You can also do research, or ask adults who’ve already made good decision to help you. Want to be a doctor? Set up some time to shadow a local physician to see what they do on a typical day. Want to jump off that cliff into the river? Find out what’s underneath the surface of the water first (your science teacher might know).
Listen to your gut. If you’re not sure you should get in the car and drive with a friend who’s had a beer or two at a party, don’t get in the car.
Don’t make any big decisions while you’re exhausted, angry or sad. Research shows that people make better decisions when their minds are rested and calm. Maybe the teen who asked whether I’d been smoking pot would have realized it was crazy to ask me that question if he, too, had gotten more sleep.

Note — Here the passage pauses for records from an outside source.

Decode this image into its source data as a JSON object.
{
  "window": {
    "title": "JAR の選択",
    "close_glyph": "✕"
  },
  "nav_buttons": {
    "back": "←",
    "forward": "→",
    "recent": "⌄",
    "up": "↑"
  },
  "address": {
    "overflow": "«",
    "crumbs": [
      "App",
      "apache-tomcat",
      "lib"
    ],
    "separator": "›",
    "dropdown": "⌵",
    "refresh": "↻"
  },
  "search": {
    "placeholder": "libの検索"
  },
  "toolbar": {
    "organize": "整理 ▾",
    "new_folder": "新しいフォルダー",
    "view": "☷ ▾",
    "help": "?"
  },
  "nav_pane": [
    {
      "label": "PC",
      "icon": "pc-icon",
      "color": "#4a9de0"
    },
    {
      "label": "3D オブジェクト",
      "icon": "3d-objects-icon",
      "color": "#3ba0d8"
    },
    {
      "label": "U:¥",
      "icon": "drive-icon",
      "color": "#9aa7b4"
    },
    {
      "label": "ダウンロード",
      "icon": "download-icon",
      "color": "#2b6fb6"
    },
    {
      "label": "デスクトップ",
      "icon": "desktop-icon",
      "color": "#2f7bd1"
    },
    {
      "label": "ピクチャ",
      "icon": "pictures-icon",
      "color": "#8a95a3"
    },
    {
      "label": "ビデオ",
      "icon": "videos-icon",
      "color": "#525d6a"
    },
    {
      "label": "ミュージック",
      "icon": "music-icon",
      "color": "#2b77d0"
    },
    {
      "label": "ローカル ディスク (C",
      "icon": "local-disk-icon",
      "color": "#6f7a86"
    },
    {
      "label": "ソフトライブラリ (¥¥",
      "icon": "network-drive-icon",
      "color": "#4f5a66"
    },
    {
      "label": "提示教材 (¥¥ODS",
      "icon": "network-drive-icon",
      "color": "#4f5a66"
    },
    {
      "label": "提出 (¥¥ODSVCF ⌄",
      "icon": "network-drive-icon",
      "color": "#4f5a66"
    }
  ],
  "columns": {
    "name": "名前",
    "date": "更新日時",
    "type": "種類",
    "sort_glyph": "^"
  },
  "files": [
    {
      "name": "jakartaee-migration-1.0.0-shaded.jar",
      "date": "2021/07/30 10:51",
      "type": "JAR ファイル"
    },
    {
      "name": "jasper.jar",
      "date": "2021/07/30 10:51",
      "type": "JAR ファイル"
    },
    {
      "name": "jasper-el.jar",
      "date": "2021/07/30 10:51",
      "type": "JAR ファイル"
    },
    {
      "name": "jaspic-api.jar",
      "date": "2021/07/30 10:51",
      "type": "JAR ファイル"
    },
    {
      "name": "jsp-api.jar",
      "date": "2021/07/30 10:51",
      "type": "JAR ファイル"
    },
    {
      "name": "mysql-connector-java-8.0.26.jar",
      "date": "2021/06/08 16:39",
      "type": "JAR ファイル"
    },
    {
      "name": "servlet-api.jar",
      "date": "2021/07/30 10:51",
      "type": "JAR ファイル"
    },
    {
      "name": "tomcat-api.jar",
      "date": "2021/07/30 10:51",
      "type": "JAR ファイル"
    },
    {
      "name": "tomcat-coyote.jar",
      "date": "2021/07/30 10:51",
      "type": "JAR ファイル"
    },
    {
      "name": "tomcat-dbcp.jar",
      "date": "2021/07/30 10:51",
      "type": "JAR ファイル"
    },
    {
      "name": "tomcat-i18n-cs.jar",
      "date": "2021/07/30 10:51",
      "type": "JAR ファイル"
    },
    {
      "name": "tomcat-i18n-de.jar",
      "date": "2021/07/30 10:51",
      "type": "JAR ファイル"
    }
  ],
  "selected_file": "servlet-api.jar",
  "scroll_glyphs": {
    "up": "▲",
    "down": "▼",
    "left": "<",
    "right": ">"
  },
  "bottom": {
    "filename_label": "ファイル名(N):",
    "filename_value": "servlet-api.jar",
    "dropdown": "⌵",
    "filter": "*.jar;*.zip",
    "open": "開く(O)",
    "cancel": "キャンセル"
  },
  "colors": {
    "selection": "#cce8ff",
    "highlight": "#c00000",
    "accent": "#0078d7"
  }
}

Don’t kick yourself over and over for decisions gone bad. Tough situations and painful times often teach us more than happiness and bliss, and, properly processed, those learning experiences are some of the best you’re going to get.
Finally, make the decision on your own. Don’t fall victim to peer pressure. However great your friends are, they aren’t you and they can’t speak for what you want. Don’t worry about what they think. Say no to crazy dares, to cigarettes and drugs, even if it might seem embarrassing.
I wonder if that’s what happened to the teen at the tournament. When he left me, he walked back over to a group of giggling, laughing friends. Had it been a dare?
His question might not have been so funny, if I had been a campus cop. With a little practice, you’ll make the right decision.